Comment by dtech
12 hours ago
Npm has weak security boundaries.
Basically any dependency can (used to?) run any script with the develop permissions on install. JVM and python package managers don't do this.
Of course in all ecosystems once you actually run the code it can do whatever with the permissions of the executes program, but this is another hurdle.
Python absolutely can run scripts in installation. Before pyproject.toml, arbitrary scripts were the only way to install a package. It's the reason PyPi.org doesn't show a dependency graph, as dependencies are declared in the Turing-complete setup.py.
Wrong. Wheels were available long before pyproject.toml, and you could instruct pip to only install from wheels. setup.py was needed to build the wheels, but the build step wasn’t a necessary part of installation and could be disabled. In that sense its role is similar to that of pre-publish build step of npm packages, unless wheels aren’t available.
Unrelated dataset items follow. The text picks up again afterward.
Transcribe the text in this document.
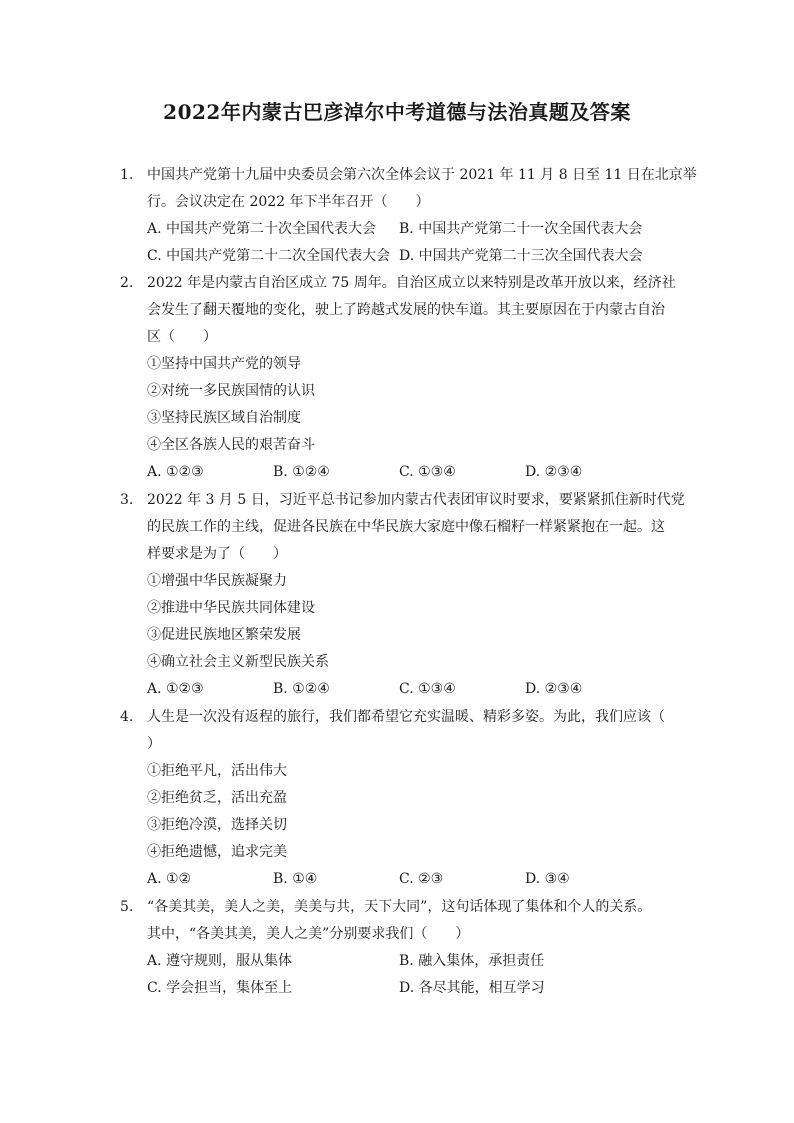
2022年内蒙古巴彦淖尔中考道德与法治真题及答案
1. 中国共产党第十九届中央委员会第六次全体会议于 2021 年 11 月 8 日至 11 日在北京举
行。会议决定在 2022 年下半年召开（　　）
A. 中国共产党第二十次全国代表大会	B. 中国共产党第二十一次全国代表大会
C. 中国共产党第二十二次全国代表大会 D. 中国共产党第二十三次全国代表大会
2. 2022 年是内蒙古自治区成立 75 周年。自治区成立以来特别是改革开放以来，经济社
会发生了翻天覆地的变化，驶上了跨越式发展的快车道。其主要原因在于内蒙古自治
区（　　）
①坚持中国共产党的领导
②对统一多民族国情的认识
③坚持民族区域自治制度
④全区各族人民的艰苦奋斗
A. ①②③	B. ①②④	C. ①③④	D. ②③④
3. 2022 年 3 月 5 日，习近平总书记参加内蒙古代表团审议时要求，要紧紧抓住新时代党
的民族工作的主线，促进各民族在中华民族大家庭中像石榴籽一样紧紧抱在一起。这
样要求是为了（　　）
①增强中华民族凝聚力
②推进中华民族共同体建设
③促进民族地区繁荣发展
④确立社会主义新型民族关系
A. ①②③	B. ①②④	C. ①③④	D. ②③④
4. 人生是一次没有返程的旅行，我们都希望它充实温暖、精彩多姿。为此，我们应该（
）
①拒绝平凡，活出伟大
②拒绝贫乏，活出充盈
③拒绝冷漠，选择关切
④拒绝遗憾，追求完美
A. ①②	B. ①④	C. ②③	D. ③④
5. “各美其美，美人之美，美美与共，天下大同”，这句话体现了集体和个人的关系。
其中，“各美其美，美人之美”分别要求我们（　　）
A. 遵守规则，服从集体	B. 融入集体，承担责任
C. 学会担当，集体至上	D. 各尽其能，相互学习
Deno has tackled some of these issues with their permission system, but afaik it can only be applied to apps, not to dependencies.
What we really need is a system to restrict packages in what they can do (for example, many packages don't need network access).
Lavamoat purports to do this. https://lavamoat.github.io/
There has been some promising prior research such as BreakApp attempting to mitigate unusual supply-chain compromises such as denial-of-service attacks targeting the CPU via pathological regexps or other logic-bomb-flavored payloads.